While Brooklyn should be able to add a contributor using the taxpayer midlevel exception if ownership is willing to pay the cost -- a smaller exception yielded Temple, who has started 31 games this season -- a trade is the Nets' best hope for adding a real difference-maker. The midtier extensions for both LeVert (starting at $16.2 million) and Prince ($12.25 million) will make both players tradeable, either individually or together, as enough salary to bring back a highly paid starter.
From that standpoint, the biggest long-term disappointment of Irving's injury is not getting a better look at how he fits with LeVert, the team's most coveted young talent.

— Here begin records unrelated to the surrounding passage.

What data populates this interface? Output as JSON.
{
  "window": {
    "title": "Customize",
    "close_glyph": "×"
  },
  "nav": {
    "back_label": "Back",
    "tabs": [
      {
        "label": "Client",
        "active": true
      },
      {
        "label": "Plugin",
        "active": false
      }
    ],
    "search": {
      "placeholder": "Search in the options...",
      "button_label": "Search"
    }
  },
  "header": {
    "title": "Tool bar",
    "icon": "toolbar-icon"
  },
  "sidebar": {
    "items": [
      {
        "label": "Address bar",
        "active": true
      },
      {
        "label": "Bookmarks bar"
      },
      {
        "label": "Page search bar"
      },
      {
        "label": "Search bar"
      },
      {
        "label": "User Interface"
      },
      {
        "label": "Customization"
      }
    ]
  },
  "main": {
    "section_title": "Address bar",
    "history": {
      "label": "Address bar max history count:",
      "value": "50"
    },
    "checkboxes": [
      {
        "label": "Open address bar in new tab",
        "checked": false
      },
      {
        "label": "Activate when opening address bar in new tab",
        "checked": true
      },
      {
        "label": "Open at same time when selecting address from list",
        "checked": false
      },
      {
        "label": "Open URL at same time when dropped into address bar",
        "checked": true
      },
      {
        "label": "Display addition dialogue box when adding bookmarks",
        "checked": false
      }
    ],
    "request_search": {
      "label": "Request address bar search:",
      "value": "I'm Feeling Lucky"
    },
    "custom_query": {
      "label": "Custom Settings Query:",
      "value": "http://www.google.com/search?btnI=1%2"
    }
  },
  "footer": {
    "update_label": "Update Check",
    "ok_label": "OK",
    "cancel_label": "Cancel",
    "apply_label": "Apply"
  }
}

Because of their injuries, the two ball-dominant players saw just 284 minutes together. The results weren't great.
LeVert averaged 15.5 points per 36 minutes with Irving, per NBA Advanced Stats data, compared to 22.9 points so far with Irving on the bench. Despite a lower usage rate, LeVert's true shooting percentage actually dropped slightly (from 49.4% to 48.4%) playing with Irving, and the Nets were outscored by 10.7 points per 100 possessions in the limited sample with them together.
We also have yet to see how anyone on the roster fits with Durant, who most recently took the court in Game 5 of the 2019 NBA Finals, when he ruptured his right Achilles tendon. As a result, my expectation is Brooklyn will make only small tweaks to the roster this summer -- perhaps pursuing a more experienced third point guard to offer insurance in case of Irving injuries -- in order to get a better look at the pieces before considering a bigger move by the 2021 trade deadline.
How well Durant comes back from his Achilles injury is a legitimate concern for the 2020-21 Nets. The condition of Irving's shoulder shouldn't be as worrisome. My research has found little impact in terms of shooting for players who undergo shoulder surgery, a group that notably added Paul George of the LA Clippers last summer. (George underwent procedures on both shoulders after playing through pain.) Since returning in mid-November, George has shot 39% on 3s and a career-high 90% from the foul line. The earlier timetable of Irving's surgery seems likely to have him back on the court in time for training camp ahead of a more promising season for the Nets.